Cancer immunotherapy is one of the most attractive anticancer strategies nowadays. Most of these therapeutic approaches, such as transgenic CAR-T cells or Immune Checkpoint Inhibitors (ICI) intend to generate or activate T cell-mediated responses against cancer cells. However, harnessing innate immunity to lead stronger adaptive responses represents a powerful complementary approach. Along these lines, some stimuli such as fungal b-glucans and the tuberculosis vaccine BCG can induce long-lasting effects in monocytes, macrophages, or dendritic cells; when these pre-conditioned cells face a second stimulus, that can be unrelated to the first one, they generate boosted inflammatory responses. This phenomenon is known as trained immunity (TI) and is considered a memory process of innate immune cells, of potential application against cancer.

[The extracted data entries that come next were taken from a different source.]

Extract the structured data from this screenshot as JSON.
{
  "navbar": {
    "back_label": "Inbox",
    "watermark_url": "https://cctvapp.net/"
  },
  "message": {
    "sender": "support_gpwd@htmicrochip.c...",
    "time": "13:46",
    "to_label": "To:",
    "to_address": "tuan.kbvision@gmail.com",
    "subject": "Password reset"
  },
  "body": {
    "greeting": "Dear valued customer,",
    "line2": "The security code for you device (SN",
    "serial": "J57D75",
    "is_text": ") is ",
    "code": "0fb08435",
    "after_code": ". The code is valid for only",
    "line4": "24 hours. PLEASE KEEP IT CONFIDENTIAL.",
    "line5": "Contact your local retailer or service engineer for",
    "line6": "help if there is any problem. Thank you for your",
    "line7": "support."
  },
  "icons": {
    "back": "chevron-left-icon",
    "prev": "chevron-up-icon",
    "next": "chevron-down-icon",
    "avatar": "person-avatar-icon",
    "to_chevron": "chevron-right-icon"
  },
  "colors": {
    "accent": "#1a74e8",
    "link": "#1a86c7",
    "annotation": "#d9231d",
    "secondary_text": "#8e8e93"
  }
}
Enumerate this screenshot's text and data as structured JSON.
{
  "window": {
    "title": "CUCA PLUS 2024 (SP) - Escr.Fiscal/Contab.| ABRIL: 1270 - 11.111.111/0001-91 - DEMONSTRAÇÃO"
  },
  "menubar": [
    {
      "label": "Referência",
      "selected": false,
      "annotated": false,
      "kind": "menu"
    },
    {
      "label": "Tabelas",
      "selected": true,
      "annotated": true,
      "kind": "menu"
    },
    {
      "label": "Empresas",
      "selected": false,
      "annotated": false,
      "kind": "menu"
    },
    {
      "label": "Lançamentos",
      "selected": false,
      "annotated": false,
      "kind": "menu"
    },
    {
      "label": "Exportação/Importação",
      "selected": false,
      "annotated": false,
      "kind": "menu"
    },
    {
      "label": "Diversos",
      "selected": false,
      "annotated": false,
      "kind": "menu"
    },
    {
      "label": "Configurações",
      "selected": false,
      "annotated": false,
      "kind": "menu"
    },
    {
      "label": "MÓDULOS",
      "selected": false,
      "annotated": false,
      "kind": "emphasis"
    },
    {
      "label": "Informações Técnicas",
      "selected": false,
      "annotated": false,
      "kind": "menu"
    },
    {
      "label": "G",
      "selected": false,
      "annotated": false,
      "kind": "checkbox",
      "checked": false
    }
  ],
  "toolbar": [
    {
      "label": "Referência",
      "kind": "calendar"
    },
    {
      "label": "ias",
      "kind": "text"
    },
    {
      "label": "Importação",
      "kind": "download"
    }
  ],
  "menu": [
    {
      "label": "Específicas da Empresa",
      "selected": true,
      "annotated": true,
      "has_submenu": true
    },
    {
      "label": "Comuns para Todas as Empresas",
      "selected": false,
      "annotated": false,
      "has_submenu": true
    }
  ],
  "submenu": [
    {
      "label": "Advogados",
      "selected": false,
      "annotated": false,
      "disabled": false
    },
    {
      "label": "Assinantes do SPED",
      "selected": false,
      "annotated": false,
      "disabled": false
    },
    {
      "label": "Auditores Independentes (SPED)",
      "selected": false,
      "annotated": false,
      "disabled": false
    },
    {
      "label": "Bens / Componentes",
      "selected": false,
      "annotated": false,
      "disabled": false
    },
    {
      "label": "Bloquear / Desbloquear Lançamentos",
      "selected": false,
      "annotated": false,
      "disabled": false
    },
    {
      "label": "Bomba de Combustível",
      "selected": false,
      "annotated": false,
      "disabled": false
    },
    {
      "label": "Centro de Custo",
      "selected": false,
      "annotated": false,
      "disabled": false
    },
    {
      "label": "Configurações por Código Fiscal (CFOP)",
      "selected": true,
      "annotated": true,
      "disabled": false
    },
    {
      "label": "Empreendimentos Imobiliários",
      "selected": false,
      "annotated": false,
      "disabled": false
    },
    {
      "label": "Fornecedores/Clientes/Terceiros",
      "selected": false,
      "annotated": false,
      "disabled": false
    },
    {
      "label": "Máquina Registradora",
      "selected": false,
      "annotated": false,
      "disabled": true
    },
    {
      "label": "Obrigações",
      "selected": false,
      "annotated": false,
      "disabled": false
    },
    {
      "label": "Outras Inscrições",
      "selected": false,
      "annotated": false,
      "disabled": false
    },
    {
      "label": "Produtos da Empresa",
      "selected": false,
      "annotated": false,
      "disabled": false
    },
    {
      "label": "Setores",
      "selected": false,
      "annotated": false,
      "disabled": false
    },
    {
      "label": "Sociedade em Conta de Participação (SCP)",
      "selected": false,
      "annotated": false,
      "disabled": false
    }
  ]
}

          TI inducers are currently administered experimentally through the intraperitoneal route or intradermically in the case of BCG. Although it is known that the BCG-mediated training is improved when administered through the mucosa, this use is limited due to its live-attenuated nature. Looking for alternatives, we have described that MV130, a mucosal immunotherapy composed of heat-killed (HK) bacteria, which has been tested in clinical trials with an excellent safety profile, induces TI when administered through the airways.

         Considering this state-of-the-art, in here we aim to propose MV130 or alternative formulations based on HK bacteria such as HKMtb as new  immunotherapies against cancer, either alone or in combination with current ICI-based treatments. We will study whether these immunotherapies impact on adaptive immune responses and the underlying mechanims. Mice will be vaccinated with this HKbacteria-based formulation, evaluating the induction of TI and their antitumoral capacity. Cell culture, ELISA  and flow cytometry are the main techniques to be applied. 

          In summary, this proposal aims to establish whether the generation of TI by heat-killed bacteria-based formulations represents a new immunotherapeutic avenue of potential clinical application against cancer.